In other words, what this argument shows more abstractly is that a linear transformation is upper triangular with respect to some basis iff it fixes some complete flag iff it satisfies a polynomial which splits over the base field. Note that not requiring $f$ to be the minimal or characteristic polynomial of $T$ makes the induction a little more flexible.


Over any algebraically closed field, a nilpotent matrix is strictly upper triangularizable by Jordan normal form. However, if two matrices become similar over a field extension, then they were actually already similar over the original field (this follows from the existence of rational canonical form which does not change when you extend the field; see here). So if $A$ is a nilpotent matrix over a field $k$, it is similar to a strictly upper triangular matrix with only $0$s and $1$s as entries over the algebraic closure $\overline{k}$ by Jordan normal form, and hence also over $k$.

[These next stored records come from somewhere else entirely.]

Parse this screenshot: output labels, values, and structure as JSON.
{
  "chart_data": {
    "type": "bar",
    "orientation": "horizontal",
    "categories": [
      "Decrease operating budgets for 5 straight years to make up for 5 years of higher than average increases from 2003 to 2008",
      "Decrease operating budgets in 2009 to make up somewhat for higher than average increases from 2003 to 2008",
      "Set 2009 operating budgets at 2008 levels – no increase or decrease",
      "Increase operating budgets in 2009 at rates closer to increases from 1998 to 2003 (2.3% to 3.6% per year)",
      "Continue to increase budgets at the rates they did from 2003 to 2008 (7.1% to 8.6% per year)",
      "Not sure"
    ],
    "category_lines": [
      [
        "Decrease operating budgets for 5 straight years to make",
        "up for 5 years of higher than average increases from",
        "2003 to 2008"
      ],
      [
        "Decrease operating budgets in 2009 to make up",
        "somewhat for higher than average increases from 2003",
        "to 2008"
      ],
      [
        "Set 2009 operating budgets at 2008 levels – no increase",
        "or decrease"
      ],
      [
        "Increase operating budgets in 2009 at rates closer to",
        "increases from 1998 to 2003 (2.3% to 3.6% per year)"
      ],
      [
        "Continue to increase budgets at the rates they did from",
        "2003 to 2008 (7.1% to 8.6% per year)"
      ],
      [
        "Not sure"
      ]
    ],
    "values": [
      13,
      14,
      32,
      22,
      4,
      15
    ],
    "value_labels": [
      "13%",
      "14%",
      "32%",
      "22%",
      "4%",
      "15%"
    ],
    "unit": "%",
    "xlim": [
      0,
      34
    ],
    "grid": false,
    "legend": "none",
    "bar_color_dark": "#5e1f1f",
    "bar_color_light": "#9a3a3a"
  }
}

(More generally, this means that the Jordan normal form exists over a non-algebraically closed field for matrices whose eigenvalues are all in your field.)


This answer would fit better as a comment to Eric Wofsey but it does give a very elementary proof to the original question by showing that if two real matrices are conjugates over complex matrices, then they also are over real matrices. This is much weaker then showing the result over any field extension, but it's a lot simpler.

Indeed suppose that $N = PUP^{-1}$ with $P = R + iJ$ and $R,J$ both real matrices.

Consider $P_x = R + xJ$, since $NP=PU$, by separating real and imaginary parts you see that $NP_x=P_xU$ for any complex $x$, and by picking a real $x$ such that $P_x$ is invertible, we would have a real $P_x$ such that $N=P_x U P_x^{-1}$.

How do we know such an $x$ exists? This is the nicest part of the proof, consider the polynomial $Q(x)=det(P_x)$, we need to show that $Q$ is non zero over $\mathbb{R}$ (or equivalently over $\mathbb{C}$), but we simply know $Q(i)=det(P)\neq0$.